Aspergers in Toddlers

Asperger Syndrome (AS), also called Asperger's, is a disorder in the autism spectrum disorder (ASD) range. It is characterized by repetitive and restrictive patterns of interests and behaviors, and difficulties in social interaction. It is not as severe as some of the other ASDs because cognitive and linguistic development does not tend to be impacted. There are several generalized symptoms of the disorder, particularly clumsiness, atypical use of language, limited empathy, and limited or no nonverbal communication skills. The disorder is named after the Austrian pediatrician, Hans Asperger, who first noticed these symptoms in children in his practice in 1944. Today, with the knowledge modern medicine has regarding neurology and symptoms, Aspergers in toddlers may be diagnosed much sooner than in previous decades.

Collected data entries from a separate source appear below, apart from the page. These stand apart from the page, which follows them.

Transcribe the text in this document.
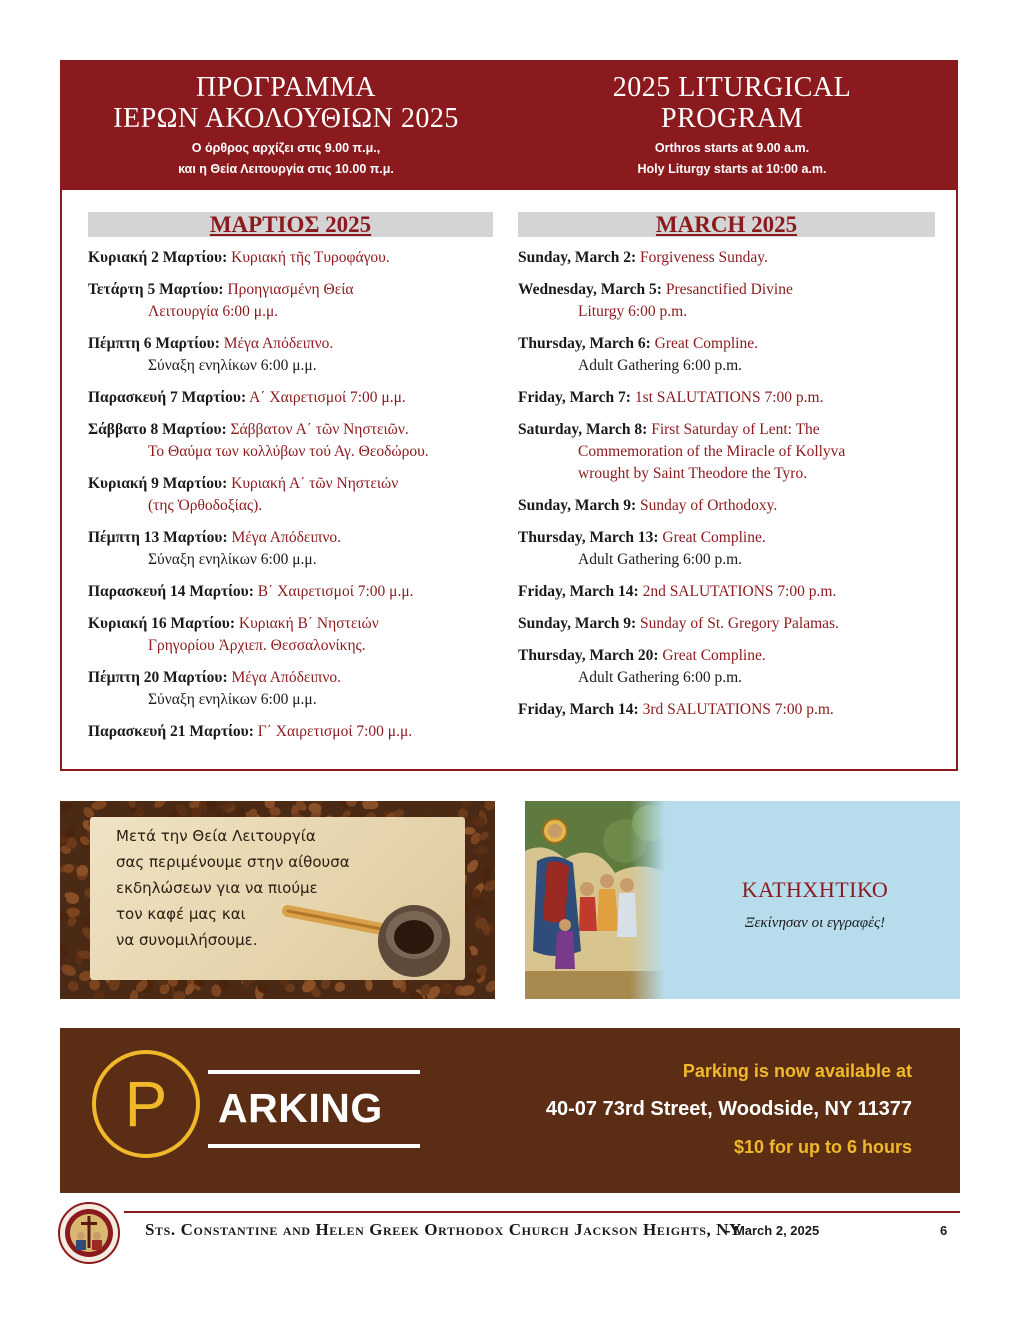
ΠΡΟΓΡΑΜΜΑ
ΙΕΡΩΝ ΑΚΟΛΟΥΘΙΩΝ 2025
Ο όρθρος αρχίζει στις 9.00 π.μ.,
και η Θεία Λειτουργία στις 10.00 π.μ.
2025 LITURGICAL
PROGRAM
Orthros starts at 9.00 a.m.
Holy Liturgy starts at 10:00 a.m.
ΜΑΡΤΙΟΣ 2025
Κυριακή 2 Μαρτίου: Κυριακή τῆς Τυροφάγου.
Τετάρτη 5 Μαρτίου: Προηγιασμένη Θεία
Λειτουργία 6:00 μ.μ.
Πέμπτη 6 Μαρτίου: Μέγα Απόδειπνο.
Σύναξη ενηλίκων 6:00 μ.μ.
Παρασκευή 7 Μαρτίου: Α΄ Χαιρετισμοί 7:00 μ.μ.
Σάββατο 8 Μαρτίου: Σάββατον Α΄ τῶν Νηστειῶν.
Το Θαύμα των κολλύβων τού Αγ. Θεοδώρου.
Κυριακή 9 Μαρτίου: Κυριακή Α΄ τῶν Νηστειών
(της Ὀρθοδοξίας).
Πέμπτη 13 Μαρτίου: Μέγα Απόδειπνο.
Σύναξη ενηλίκων 6:00 μ.μ.
Παρασκευή 14 Μαρτίου: Β΄ Χαιρετισμοί 7:00 μ.μ.
Κυριακή 16 Μαρτίου: Κυριακή Β΄ Νηστειών
Γρηγορίου Ἀρχιεπ. Θεσσαλονίκης.
Πέμπτη 20 Μαρτίου: Μέγα Απόδειπνο.
Σύναξη ενηλίκων 6:00 μ.μ.
Παρασκευή 21 Μαρτίου: Γ΄ Χαιρετισμοί 7:00 μ.μ.
MARCH 2025
Sunday, March 2: Forgiveness Sunday.
Wednesday, March 5: Presanctified Divine
Liturgy 6:00 p.m.
Thursday, March 6: Great Compline.
Adult Gathering 6:00 p.m.
Friday, March 7: 1st SALUTATIONS 7:00 p.m.
Saturday, March 8: First Saturday of Lent: The
Commemoration of the Miracle of Kollyva
wrought by Saint Theodore the Tyro.
Sunday, March 9: Sunday of Orthodoxy.
Thursday, March 13: Great Compline.
Adult Gathering 6:00 p.m.
Friday, March 14: 2nd SALUTATIONS 7:00 p.m.
Sunday, March 9: Sunday of St. Gregory Palamas.
Thursday, March 20: Great Compline.
Adult Gathering 6:00 p.m.
Friday, March 14: 3rd SALUTATIONS 7:00 p.m.
Μετά την Θεία Λειτουργία
σας περιμένουμε στην αίθουσα
εκδηλώσεων για να πιούμε
τον καφέ μας και
να συνομιλήσουμε.
ΚΑΤΗΧΗΤΙΚΟ
Ξεκίνησαν οι εγγραφές!
P	ARKING
Parking is now available at
40-07 73rd Street, Woodside, NY 11377
$10 for up to 6 hours
Sts. Constantine and Helen Greek Orthodox Church Jackson Heights, NY
- March 2, 2025	6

No one knows the exact cause of Asperger's, although there is a suspected genetic basis. Most people diagnosed with the disorder improve as they mature, and although there is no one treatment or cure, people with the syndrome can manage the worst of their symptoms with behavioral therapy. Some people with AS deal with social and communication problems their whole lives.
The symptoms of Aspergers in toddlers are usually present, although the diagnosis is usually not made until the child reaches seven or nine years of age. Early warning signs may allow a diagnosis to be made much sooner, which would benefit a child who may receive therapy to help with the worst of the symptoms. Some kids with Asperger's fail to attain milestones like crawling, waving, other simple gestures, and unassisted standing within the first year. These kids may also fail to make eye contact, show an aversion to affection, and may prefer being alone. Repetitive behaviors may also appear in the first year or two, like rocking.

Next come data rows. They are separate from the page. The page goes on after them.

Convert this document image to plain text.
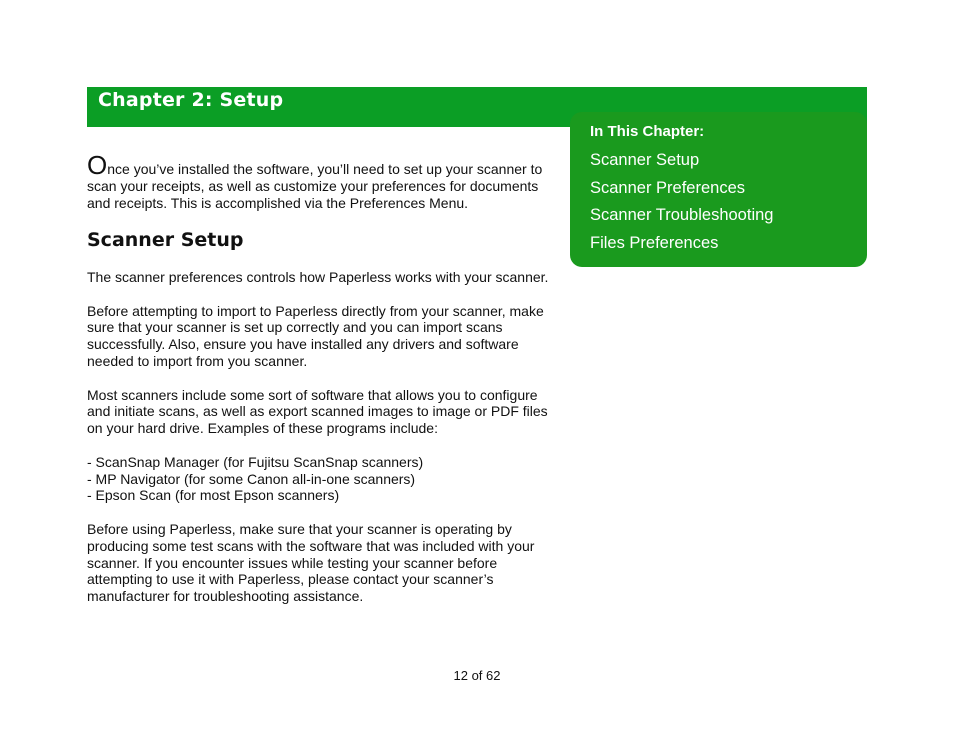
Chapter 2: Setup
In This Chapter:
Scanner Setup
Scanner Preferences
Scanner Troubleshooting
Files Preferences

Once you’ve installed the software, you’ll need to set up your scanner to scan your receipts, as well as customize your preferences for documents and receipts. This is accomplished via the Preferences Menu.

Scanner Setup

The scanner preferences controls how Paperless works with your scanner.

Before attempting to import to Paperless directly from your scanner, make sure that your scanner is set up correctly and you can import scans successfully. Also, ensure you have installed any drivers and software needed to import from you scanner.

Most scanners include some sort of software that allows you to configure and initiate scans, as well as export scanned images to image or PDF files on your hard drive. Examples of these programs include:

- ScanSnap Manager (for Fujitsu ScanSnap scanners)
- MP Navigator (for some Canon all-in-one scanners)
- Epson Scan (for most Epson scanners)

Before using Paperless, make sure that your scanner is operating by producing some test scans with the software that was included with your scanner. If you encounter issues while testing your scanner before attempting to use it with Paperless, please contact your scanner’s manufacturer for troubleshooting assistance.

12 of 62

Other symptoms of Aspergers in toddlers include abnormal non-verbal communication, lack of social skills, advanced language development, poor coordination - clumsiness, reflex abnormalities, delayed concept of joint attention, delayed use of gestures, delayed pointing, preoccupation with certain topics or items, early reading, sensitivity to stimuli, and obsession with complex topics.
Children with an autism spectrum disorder like Aspergers may begin to develop verbal communication or social skills, but then start to lose those skills around age three. The sooner an autistic or Asperger's Syndrome child is diagnosed, the sooner behavioral therapy can begin. Early treatment can sometimes lessen the severity of the disorder and help the child to be more able to get along in life. Speak to your doctor if you feel your child may have Aspergers disorder.